The members of ABEL work on three areas of research. These are described in detail below. These areas are often linked and the research boundaries between areas can overlap.
Our main study organisms are fishes! You might be wondering why study fish? And why study their behaviour? You might even be thinking, do fish really behave? Fish do behave and there are a few different reasons why we focus on fish and think they make excellent model organisms to study behavioural questions. First, fishes are the most diverse group of vertebrates. There are around 30 000 different species of fishes and we know very little about most of them. In stark contrast, we know a great deal about the approximately 5000 mammals or 9000 bird species that inhabit our planet. Fishes also come in a dazzling array of shapes, sizes, and colours, they exhibit incredible lifestyle diversity and most importantly for us in their behaviour. Second, fishes are extremely convenient laboratory model organisms. They have relatively short lifespans, can easily be brought and bred in the lab and can also be easily housed in large numbers, even in groups. This is usually not practical or ethical for many vertebrate species. Third, fishes are vertebrates, just like us, and so they share many conserved physiological and anatomical features and therefore make good comparative model species to use to try to uncover the evolution of behaviour. Finally, there is a great deal of economic interest in fishes as a food resource (aquaculture and fisheries), as a recreational sport and in the aquarium hobby.

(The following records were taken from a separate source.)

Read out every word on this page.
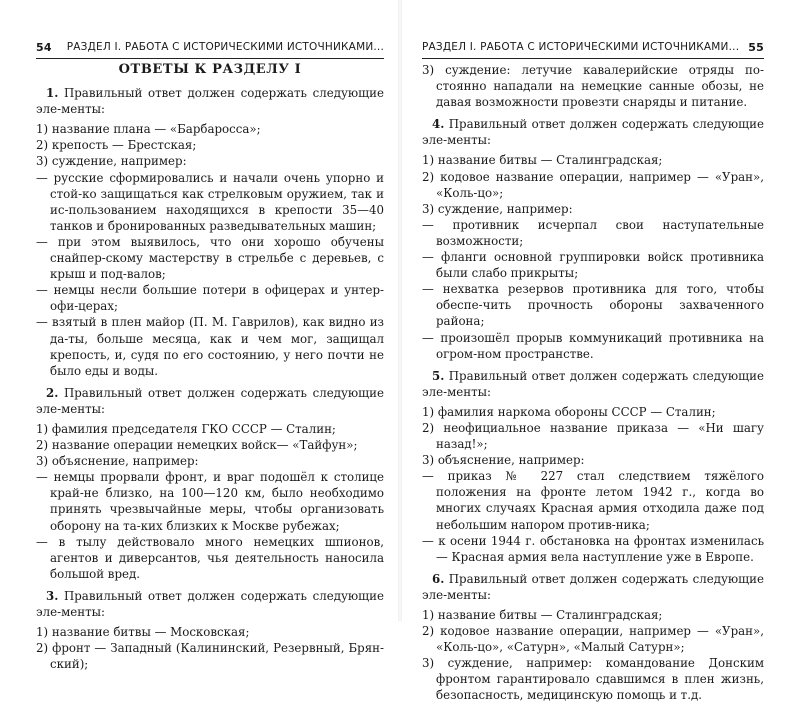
54 РАЗДЕЛ I. РАБОТА С ИСТОРИЧЕСКИМИ ИСТОЧНИКАМИ...

ОТВЕТЫ К РАЗДЕЛУ I

1. Правильный ответ должен содержать следующие эле-менты:

1) название плана — «Барбаросса»;

2) крепость — Брестская;

3) суждение, например:

— русские сформировались и начали очень упорно и стой-ко защищаться как стрелковым оружием, так и ис-пользованием находящихся в крепости 35—40 танков и бронированных разведывательных машин;

— при этом выявилось, что они хорошо обучены снайпер-скому мастерству в стрельбе с деревьев, с крыш и под-валов;

— немцы несли большие потери в офицерах и унтер-офи-церах;

— взятый в плен майор (П. М. Гаврилов), как видно из да-ты, больше месяца, как и чем мог, защищал крепость, и, судя по его состоянию, у него почти не было еды и воды.

2. Правильный ответ должен содержать следующие эле-менты:

1) фамилия председателя ГКО СССР — Сталин;

2) название операции немецких войск— «Тайфун»;

3) объяснение, например:

— немцы прорвали фронт, и враг подошёл к столице край-не близко, на 100—120 км, было необходимо принять чрезвычайные меры, чтобы организовать оборону на та-ких близких к Москве рубежах;

— в тылу действовало много немецких шпионов, агентов и диверсантов, чья деятельность наносила большой вред.

3. Правильный ответ должен содержать следующие эле-менты:

1) название битвы — Московская;

2) фронт — Западный (Калининский, Резервный, Брян-ский);

РАЗДЕЛ I. РАБОТА С ИСТОРИЧЕСКИМИ ИСТОЧНИКАМИ... 55

3) суждение: летучие кавалерийские отряды по-стоянно нападали на немецкие санные обозы, не давая возможности провезти снаряды и питание.

4. Правильный ответ должен содержать следующие эле-менты:

1) название битвы — Сталинградская;

2) кодовое название операции, например — «Уран», «Коль-цо»;

3) суждение, например:

— противник исчерпал свои наступательные возможности;

— фланги основной группировки войск противника были слабо прикрыты;

— нехватка резервов противника для того, чтобы обеспе-чить прочность обороны захваченного района;

— произошёл прорыв коммуникаций противника на огром-ном пространстве.

5. Правильный ответ должен содержать следующие эле-менты:

1) фамилия наркома обороны СССР — Сталин;

2) неофициальное название приказа — «Ни шагу назад!»;

3) объяснение, например:

— приказ № 227 стал следствием тяжёлого положения на фронте летом 1942 г., когда во многих случаях Красная армия отходила даже под небольшим напором против-ника;

— к осени 1944 г. обстановка на фронтах изменилась — Красная армия вела наступление уже в Европе.

6. Правильный ответ должен содержать следующие эле-менты:

1) название битвы — Сталинградская;

2) кодовое название операции, например — «Уран», «Коль-цо», «Сатурн», «Малый Сатурн»;

3) суждение, например: командование Донским фронтом гарантировало сдавшимся в плен жизнь, безопасность, медицинскую помощь и т.д.
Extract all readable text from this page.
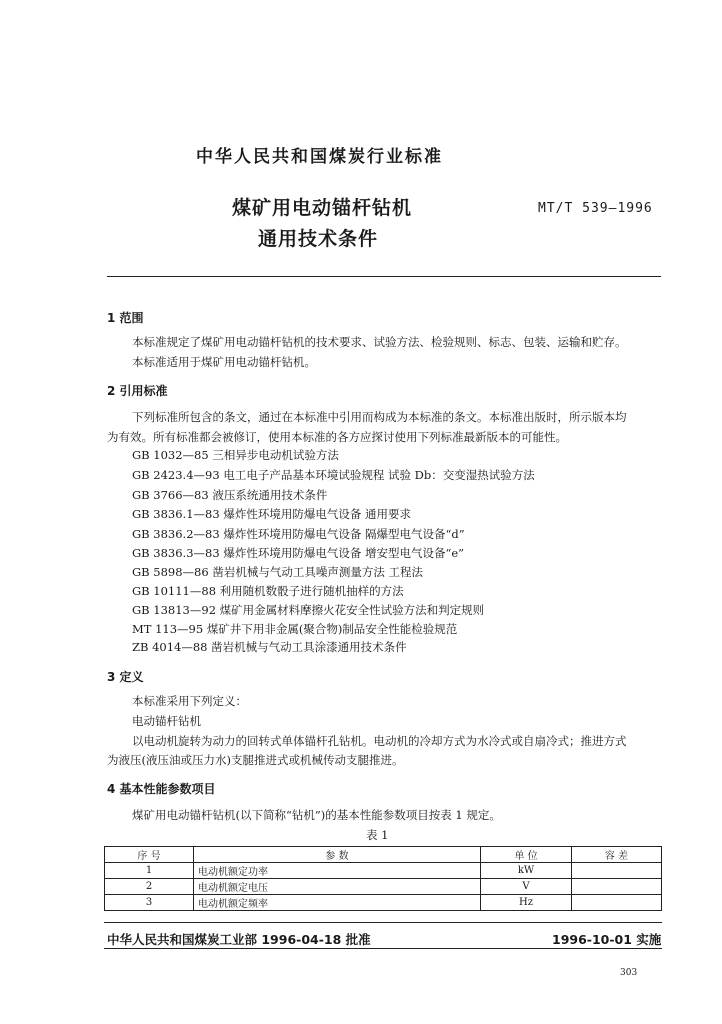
中华人民共和国煤炭行业标准
煤矿用电动锚杆钻机
通用技术条件
MT/T 539—1996
1 范围
本标准规定了煤矿用电动锚杆钻机的技术要求、试验方法、检验规则、标志、包装、运输和贮存。
本标准适用于煤矿用电动锚杆钻机。
2 引用标准
下列标准所包含的条文，通过在本标准中引用而构成为本标准的条文。本标准出版时，所示版本均
为有效。所有标准都会被修订，使用本标准的各方应探讨使用下列标准最新版本的可能性。
GB 1032—85 三相异步电动机试验方法
GB 2423.4—93 电工电子产品基本环境试验规程 试验 Db：交变湿热试验方法
GB 3766—83 液压系统通用技术条件
GB 3836.1—83 爆炸性环境用防爆电气设备 通用要求
GB 3836.2—83 爆炸性环境用防爆电气设备 隔爆型电气设备“d”
GB 3836.3—83 爆炸性环境用防爆电气设备 增安型电气设备“e”
GB 5898—86 凿岩机械与气动工具噪声测量方法 工程法
GB 10111—88 利用随机数骰子进行随机抽样的方法
GB 13813—92 煤矿用金属材料摩擦火花安全性试验方法和判定规则
MT 113—95 煤矿井下用非金属(聚合物)制品安全性能检验规范
ZB 4014—88 凿岩机械与气动工具涂漆通用技术条件
3 定义
本标准采用下列定义：
电动锚杆钻机
以电动机旋转为动力的回转式单体锚杆孔钻机。电动机的冷却方式为水冷式或自扇冷式；推进方式
为液压(液压油或压力水)支腿推进式或机械传动支腿推进。
4 基本性能参数项目
煤矿用电动锚杆钻机(以下简称“钻机”)的基本性能参数项目按表 1 规定。
表 1
序 号	参 数	单 位	容 差
1	电动机额定功率	kW	
2	电动机额定电压	V	
3	电动机额定频率	Hz	
中华人民共和国煤炭工业部 1996-04-18 批准	1996-10-01 实施
303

We work on a variety of species. Our three main study species or systems are Neolamprologus pulcher, an African cichlid that is social and cooperative; the round goby, an invasive species in the Great Lakes of North America; and the plainfin midshipman, a species with lots of sperm competition and male alternative reproductive tactics.
|Neolamprologus pulcher||Round goby||Plainfin midshipman|
Note we also work on other organisms like humans and pukekos. Really, we are more interested in questions than one particular species and choose our study organisms based on their suitability in answering interesting questions.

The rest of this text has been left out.